Rock Art Is Just Graffiti, Right?

I’ve seen comments on my SUV RVing videos that were something along these lines:

It’s funny. We get mad at people today for scratching their names on rocks, but when it’s old, it’s valuable for some reason.

Or maybe something as simple as this:

Rock art is just old graffiti, right? So why is it important?

Or this:

They were probably just doodling.

Ancient rock art served several purposes. Here’s what Wikipedia has to say:

[Rock art was used] to mark territory, to record historical events or stories or to help enact rituals. Some art seems to depict real events whilst many other examples are apparently entirely abstract. … Prehistoric rock depictions were not purely descriptive. Each motif and design had a ‘deep significance’ that is not always understandable to modern scholars. In many instances, the creation of rock art was itself a ritual act.

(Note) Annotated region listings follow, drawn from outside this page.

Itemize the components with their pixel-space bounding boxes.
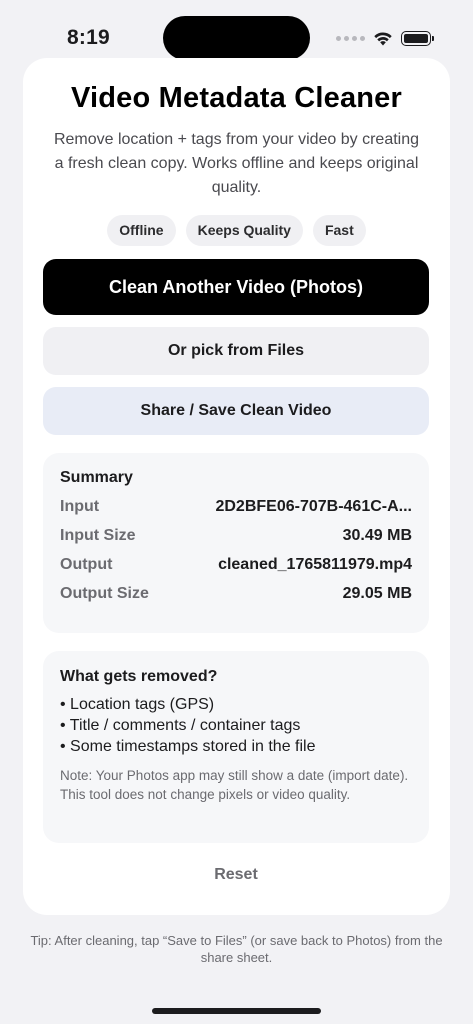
- summary-label: Input: [60, 498, 100, 515]
- list-item: • Title / comments / container tags: [60, 717, 301, 734]
- summary-label: Output Size: [60, 585, 149, 602]
- battery-icon: [401, 30, 434, 46]
- summary-row-input-size: Input Size 30.49 MB: [60, 527, 412, 545]
- page-title: Video Metadata Cleaner: [70, 82, 403, 114]
- summary-row-input: Input 2D2BFE06-707B-461C-A...: [60, 498, 412, 516]
- removed-title: What gets removed?: [60, 668, 218, 685]
- summary-label: Output: [60, 556, 113, 573]
- status-time: 8:19: [67, 26, 110, 49]
- summary-value: cleaned_1765811979.mp4: [218, 556, 412, 573]
- removed-note: Note: Your Photos app may still show a d…: [60, 768, 409, 802]
- chip-fast: Fast: [312, 215, 366, 246]
- screen: 8:19 Video Metadata Cleaner Remove locat…: [0, 0, 473, 1024]
- summary-title: Summary: [60, 469, 133, 486]
- summary-row-output-size: Output Size 29.05 MB: [60, 585, 412, 603]
- summary-value: 30.49 MB: [342, 527, 412, 544]
- home-indicator[interactable]: [152, 1008, 321, 1014]
- chip-offline: Offline: [107, 215, 176, 246]
- what-gets-removed-panel: What gets removed? • Location tags (GPS)…: [43, 651, 429, 843]
- signal-dots-icon: [336, 35, 365, 41]
- wifi-icon: [373, 31, 393, 46]
- status-icons: [336, 28, 434, 48]
- chip-keeps-quality: Keeps Quality: [185, 215, 303, 246]
- pick-from-files-button[interactable]: Or pick from Files: [43, 327, 429, 375]
- summary-row-output: Output cleaned_1765811979.mp4: [60, 556, 412, 574]
- page-subtitle: Remove location + tags from your video b…: [53, 131, 420, 196]
- clean-another-video-button[interactable]: Clean Another Video (Photos): [43, 259, 429, 315]
- removed-list: • Location tags (GPS) • Title / comments…: [60, 694, 412, 757]
- summary-label: Input Size: [60, 527, 136, 544]
- summary-value: 2D2BFE06-707B-461C-A...: [215, 498, 412, 515]
- summary-panel: Summary Input 2D2BFE06-707B-461C-A... In…: [43, 453, 429, 633]
- list-item: • Location tags (GPS): [60, 696, 215, 713]
- feature-chips: Offline Keeps Quality Fast: [0, 215, 473, 246]
- tip-text: Tip: After cleaning, tap “Save to Files”…: [30, 933, 443, 965]
- summary-value: 29.05 MB: [342, 585, 412, 602]
- dynamic-island: [163, 16, 310, 60]
- reset-button[interactable]: Reset: [186, 862, 286, 888]
- share-save-button[interactable]: Share / Save Clean Video: [43, 387, 429, 435]
- list-item: • Some timestamps stored in the file: [60, 738, 316, 755]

Here’s some more info from the New World Encyclopedia:

[Rock art] has been regarded as the foundation of art as well as an indication of the development of cognitive and abstract thinking ability in humankind, as most rock art is thousands of years old, created before the advent of the first major civilizations.

Many pictographs and petroglyphs depict animals, images of nature, and hunting. Some have argued that such images are records of hunts that served not only to inventory the amount of animals killed as well as future references for animal migrating patterns.

And one more from this PDF brochure:

This legacy on stone is unique and irreplaceable. Our knowledge of these past groups comes only from the artwork and artifacts they left behind. That is why it is not appropriate to add to the rock art. Our culture is well-documented in other ways.

You may be joking when you say that Native American rock art is graffiti, but rock art was a primary form of communication and recording information in the ancient world. The same is not true for modern day graffiti, which is practiced by a small, fringe percentage of the population.

Seriously calling ancient rock art graffiti is like calling today’s books, maps, and artworks graffiti and shows a misunderstanding of what the various purposes of the ancient rock art were and an unwillingness to learn from what experts in the field say.